So here we have the long-awaited and much talked about review of our trip to Northern Kentucky last week. 

The focus of the trip was to visit both the Creation Museum and the Ark Encounter. These two places are about 45 minutes apart so Russ found a nice little apartment type VRBO in Union, which is about half way between. 

It was a lovely community and apparently one of many small towns that have exploded on the Kentucky side of the Ohio River. We would drive from one to the next with only a sign alerting us that we had traveled into a new one. 

Kentucky is beautiful with rolling hills and lots of horse farms and large properties of land not dedicated to corn and soy beans. Now don’t get upset with me. I love the Midwest and where we live and the fields are beautiful to me year round, but I do love returning to the topography that is Kentucky as I remember it. 

Lots of twists and turns and ups and downs on those roads, which make me think we would have challenging bike rides. 

We arrived in Union late Sunday afternoon and after checking in, we found a restaurant for dinner and huge Kroger store to grab some breakfast things. 

The first day we went to the Creation Museum. With begin fall and a weekday, there were not a ton of visitors – enough to make it comfortable but not so many that it was cumbersome to get through the museum and grounds. 

The museum is very easy to navigate and we enjoyed a couple of 3D presentations and then just walking through the displays. As a Christian, I believe in Creation as it is told in the Bible. The information gathered through research confirms what I believe and filled in some of the missing pieces that I didn’t need to help me believe, but encouraged my faith. 

Science actually proves what I believe, but I didn’t need the proof, if that makes sense. I still and always will have questions because I am finite and limited in my understanding, but I found several facts that helped. 

We had lunch outside and enjoyed the grounds as well.

There are pretty trails to walk as well as a small zoo area.

After we left the museum, we took a drive around Cincinnati and back and forth on the bridges. I used to go to the Reds games back in the day with my parents, so it was fun to see the city from so many perspectives. 

The next day we went to the Ark Experience, which was also easy to navigate. Again, many aspects of a worldwide flood have scientific information and research that affirm it happened. 

And again, I didn’t need that to believe, but it encouraged my faith. 

My only concern about the Ark was that visitors need to stop and read well the caveat of those who developed the whole experience. They clearly state that while the dimensions of the Ark have been recreated from the actual measurements in Scripture, the living arrangements, care for animals, number of animals and how that worked are all left up to artistic license and logic of possibility. 

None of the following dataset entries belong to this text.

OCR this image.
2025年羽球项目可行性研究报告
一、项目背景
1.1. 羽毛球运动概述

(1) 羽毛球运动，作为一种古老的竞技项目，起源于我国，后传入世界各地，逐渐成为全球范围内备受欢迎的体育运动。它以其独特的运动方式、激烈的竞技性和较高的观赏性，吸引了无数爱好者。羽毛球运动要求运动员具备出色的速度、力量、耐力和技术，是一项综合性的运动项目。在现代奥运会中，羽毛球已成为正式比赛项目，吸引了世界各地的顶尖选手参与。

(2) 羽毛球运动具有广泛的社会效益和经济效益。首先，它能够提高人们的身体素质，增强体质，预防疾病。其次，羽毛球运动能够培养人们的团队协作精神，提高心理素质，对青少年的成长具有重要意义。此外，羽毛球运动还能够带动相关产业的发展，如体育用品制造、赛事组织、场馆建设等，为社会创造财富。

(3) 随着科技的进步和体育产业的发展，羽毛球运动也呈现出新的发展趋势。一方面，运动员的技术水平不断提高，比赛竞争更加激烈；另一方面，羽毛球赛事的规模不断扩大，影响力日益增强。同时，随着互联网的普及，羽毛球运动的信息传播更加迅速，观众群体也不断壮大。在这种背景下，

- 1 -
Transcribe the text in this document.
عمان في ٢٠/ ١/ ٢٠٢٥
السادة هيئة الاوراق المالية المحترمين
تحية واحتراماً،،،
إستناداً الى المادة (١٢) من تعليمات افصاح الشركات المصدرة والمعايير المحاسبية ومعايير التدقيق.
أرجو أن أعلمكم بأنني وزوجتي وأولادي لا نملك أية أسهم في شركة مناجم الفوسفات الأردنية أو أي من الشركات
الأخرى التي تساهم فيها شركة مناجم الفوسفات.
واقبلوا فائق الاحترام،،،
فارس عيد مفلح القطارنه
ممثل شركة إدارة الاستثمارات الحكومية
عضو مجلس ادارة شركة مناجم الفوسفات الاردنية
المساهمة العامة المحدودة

We do this all the time with Scripture. 

We fill in the blanks with what is possible knowing what we know about the times or the culture or just laws of nature and gravity. But I would caution anyone who has visited or does visit to be keenly aware of what is Scriptural that we can know as truth and what the imagination has embellished because there are many who hold to the whole story of Creation and the Flood as just a story and if we don’t live our own faith based on what we have been told in Scripture as the truth and fight for things that have been concocted by those who have added things to help us grasp how it could have taken place, I fear we will not help others to see why the truth is so important. 

Which brings me to my final point regarding our visit to these two places. 

The central focus, the main message of both the Creation Museum and the Ark Experience is to point to the plan of God to give us a Savior. Sin entered the world through God allowing us to choose to love and obey Him or try things our way. 

Adam and Eve chose the latter as do you and I, every single day. We need God and we need His guidance. But we have within us a brokenness that leads us to stray. 

The cost of sin is death and Jesus was the substitution for the death we are due. By receiving the gift of salvation through acknowledging we need a Savior and He is the only one who can save us, we have been brought back into right relationship with God. 

That is the message of the Creation Museum and the Ark. 

Everything points to the Gospel – the good news that our enmity with God is finished on the Cross. 

Please keep in mind though…

Are there cheesy names for the refreshment stands? Yes

Do they have a souvenir cup that offers “floods of refills”? Yes

Are there numerous opportunities to buy souvenirs? Yes

Because we are humans. 

Because people who come want all the trappings of a destination experience. 

As we walked and read and processed, we also took in all the other parts that come with any type of museum experience.

But underneath it all, the heart beat that we felt was the love of God for us through His Son, Jesus Christ. I left both places with the biggest takeaway being how thankful I am that my hope is in Christ alone. He is my life and my light and I am so very thankful for what He did for us. 

Our last day we visited the little town of LaGrange, KY. 

We have been there to visit my sister several years ago and it was such a quaint place we decided to go check out the shops and have lunch before heading home. 

The town is unique with the railroad line running straight through the main downtown area. Literally. Not a cross over…right down the middle of the street. 

We had fun watching a few short trains go by and checking out the shops. Lunch was delicious. 

If you are in central Kentucky, definitely worth a stop. I wrote about a bed and breakfast we stayed in on one visit and when I find the link, I will add it…sigh. Out of time.

But as we were driving home along the Ohio River, we spotted a really fun place that we are adding to our list for the future. Madison, Indiana is a beautiful town of restored houses, Clifty Falls State Park with trails to hike and blocks of shops and restaurants along the river. 

We came home filled with lots of pondering thoughts and grateful for the ability to enjoy this time together.